On Thu, May 03, 2018 at 08:27:48AM -0700, James Bottomley wrote:
> It's also a sad fact that a lot of things which look like obvious fixes
> actually turn out not to be so with later testing.  This is why the
> user visibility test is paramount.  If a bug fix has no real user
> visible effects, it's often better to defer it no matter how obvious it
> looks, which is why the static code checkers often get short shrift
> before a merge window.
> 
> A script measuring user visibility would be nice, but looks a bit
> complex ...

I totally agree with this and it matches my experience in haproxy. We
have had series of fixes that broke something else in very subtle ways
that made us want to improve non-reg, but many of the times we noted
that reg testing would hardly spot them given that the failures require
so many conditions to happen only once every million that it's hopeless.
It's just that some users are (un)lucky enough to meet all the conditions
at once very often and to be very sensitive to one error per million.

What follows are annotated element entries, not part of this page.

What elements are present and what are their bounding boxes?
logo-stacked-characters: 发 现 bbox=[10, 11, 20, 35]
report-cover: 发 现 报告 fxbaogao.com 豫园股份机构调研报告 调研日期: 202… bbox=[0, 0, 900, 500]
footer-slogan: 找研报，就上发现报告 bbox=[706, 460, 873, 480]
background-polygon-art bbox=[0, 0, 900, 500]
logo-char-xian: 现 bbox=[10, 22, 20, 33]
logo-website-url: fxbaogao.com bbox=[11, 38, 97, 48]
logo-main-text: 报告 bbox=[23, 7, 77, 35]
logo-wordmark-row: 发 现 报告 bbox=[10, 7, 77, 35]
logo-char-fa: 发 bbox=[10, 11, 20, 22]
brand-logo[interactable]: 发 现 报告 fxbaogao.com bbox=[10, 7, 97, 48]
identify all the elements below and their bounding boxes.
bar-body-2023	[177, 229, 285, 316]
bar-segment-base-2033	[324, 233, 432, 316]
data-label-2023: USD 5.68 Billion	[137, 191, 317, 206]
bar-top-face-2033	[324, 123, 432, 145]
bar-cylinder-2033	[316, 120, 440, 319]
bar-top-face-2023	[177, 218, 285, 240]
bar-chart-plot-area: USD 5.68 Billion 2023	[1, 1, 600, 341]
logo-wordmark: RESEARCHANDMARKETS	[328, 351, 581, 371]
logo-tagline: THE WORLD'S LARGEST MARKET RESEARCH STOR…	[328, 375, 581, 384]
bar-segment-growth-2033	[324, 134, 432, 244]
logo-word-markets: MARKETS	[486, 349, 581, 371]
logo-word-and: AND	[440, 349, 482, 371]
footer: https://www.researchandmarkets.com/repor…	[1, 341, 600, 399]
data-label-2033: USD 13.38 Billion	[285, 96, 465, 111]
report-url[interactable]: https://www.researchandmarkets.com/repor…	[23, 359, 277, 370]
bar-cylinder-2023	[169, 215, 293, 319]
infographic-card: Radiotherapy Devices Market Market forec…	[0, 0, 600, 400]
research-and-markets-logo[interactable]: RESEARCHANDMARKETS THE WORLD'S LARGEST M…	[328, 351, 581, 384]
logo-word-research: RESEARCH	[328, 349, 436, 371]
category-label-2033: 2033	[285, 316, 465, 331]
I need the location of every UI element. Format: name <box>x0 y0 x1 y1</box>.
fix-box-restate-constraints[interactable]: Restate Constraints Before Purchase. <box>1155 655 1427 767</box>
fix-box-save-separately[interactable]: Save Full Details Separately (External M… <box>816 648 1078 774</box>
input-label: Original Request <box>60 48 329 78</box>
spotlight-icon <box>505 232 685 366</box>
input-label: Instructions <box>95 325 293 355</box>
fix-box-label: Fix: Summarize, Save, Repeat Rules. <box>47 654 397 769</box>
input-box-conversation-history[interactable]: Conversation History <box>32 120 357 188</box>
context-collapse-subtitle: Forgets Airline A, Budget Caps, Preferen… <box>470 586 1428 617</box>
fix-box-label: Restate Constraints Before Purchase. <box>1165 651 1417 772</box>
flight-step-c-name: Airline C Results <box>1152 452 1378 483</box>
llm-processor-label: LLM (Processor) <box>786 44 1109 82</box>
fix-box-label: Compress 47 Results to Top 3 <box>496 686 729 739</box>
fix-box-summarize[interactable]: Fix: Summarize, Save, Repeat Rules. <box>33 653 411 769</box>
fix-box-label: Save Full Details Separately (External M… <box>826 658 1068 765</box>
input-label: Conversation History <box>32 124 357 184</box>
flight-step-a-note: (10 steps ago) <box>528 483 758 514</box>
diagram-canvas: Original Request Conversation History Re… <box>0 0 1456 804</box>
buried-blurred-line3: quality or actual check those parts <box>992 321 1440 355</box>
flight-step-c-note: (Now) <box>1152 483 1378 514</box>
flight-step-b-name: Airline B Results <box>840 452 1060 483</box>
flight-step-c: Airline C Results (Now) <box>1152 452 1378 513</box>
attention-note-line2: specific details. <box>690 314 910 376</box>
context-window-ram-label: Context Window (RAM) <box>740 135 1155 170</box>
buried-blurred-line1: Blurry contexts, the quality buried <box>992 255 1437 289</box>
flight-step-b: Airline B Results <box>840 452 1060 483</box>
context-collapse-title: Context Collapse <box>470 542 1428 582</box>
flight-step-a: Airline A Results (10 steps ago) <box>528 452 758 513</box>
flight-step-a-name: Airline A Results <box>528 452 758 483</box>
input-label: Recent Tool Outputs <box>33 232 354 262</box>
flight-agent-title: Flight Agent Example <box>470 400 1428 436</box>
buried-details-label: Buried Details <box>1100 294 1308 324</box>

User exposure is needed. Having multiple stable release ensures everyone
gets their expected level of trust. Those on -rc want to see bugs before
they hit their users. Regressions are bad and require self-moderation and
self-estimation of the amount of trust in one's code, but they're better
in -rc than in -stable. I do happen to write some fixes I'm not totally
sure about and prefer not to backport them immediately. Users value
transparency because that helps them take safe decisions. If I say "this
is my fix, but I'd love more testing as I'm not yet sold on it", I'll get
some testers, but not the ones complaining that I broke their setup. Only
later it makes sense to progressively backport.

I have broken stable releases many times with failed backports. Almost
every time it was my fault due to incomplete testing. I could argue that
once you've built one hundred times in a week-end you're probably a bit
more lenient about next builds, or whatever. But in the end I was the
one breaking a working version. Seeing my branches picked up by Guenter
was a huge relief and it started to spot many build issues that I could
not figure myself. It doesn't make remaining bugs less important but at
least they are easier to swallow, to spot and to address.

What's not acceptable is rushed fixes that have obvious side effects that
could have been caught by closer analysis or better testing. It always
happens but it must not happen too often for the same person/subsystem.
This I think is where the line must be drawn. When Linus shouts once in
a while, it's a reminder for all others. Tune the potentiometer of his
detection threshold a bit lower and we'll get less regressions because
it's never pleasant to be called stupid in public like he does.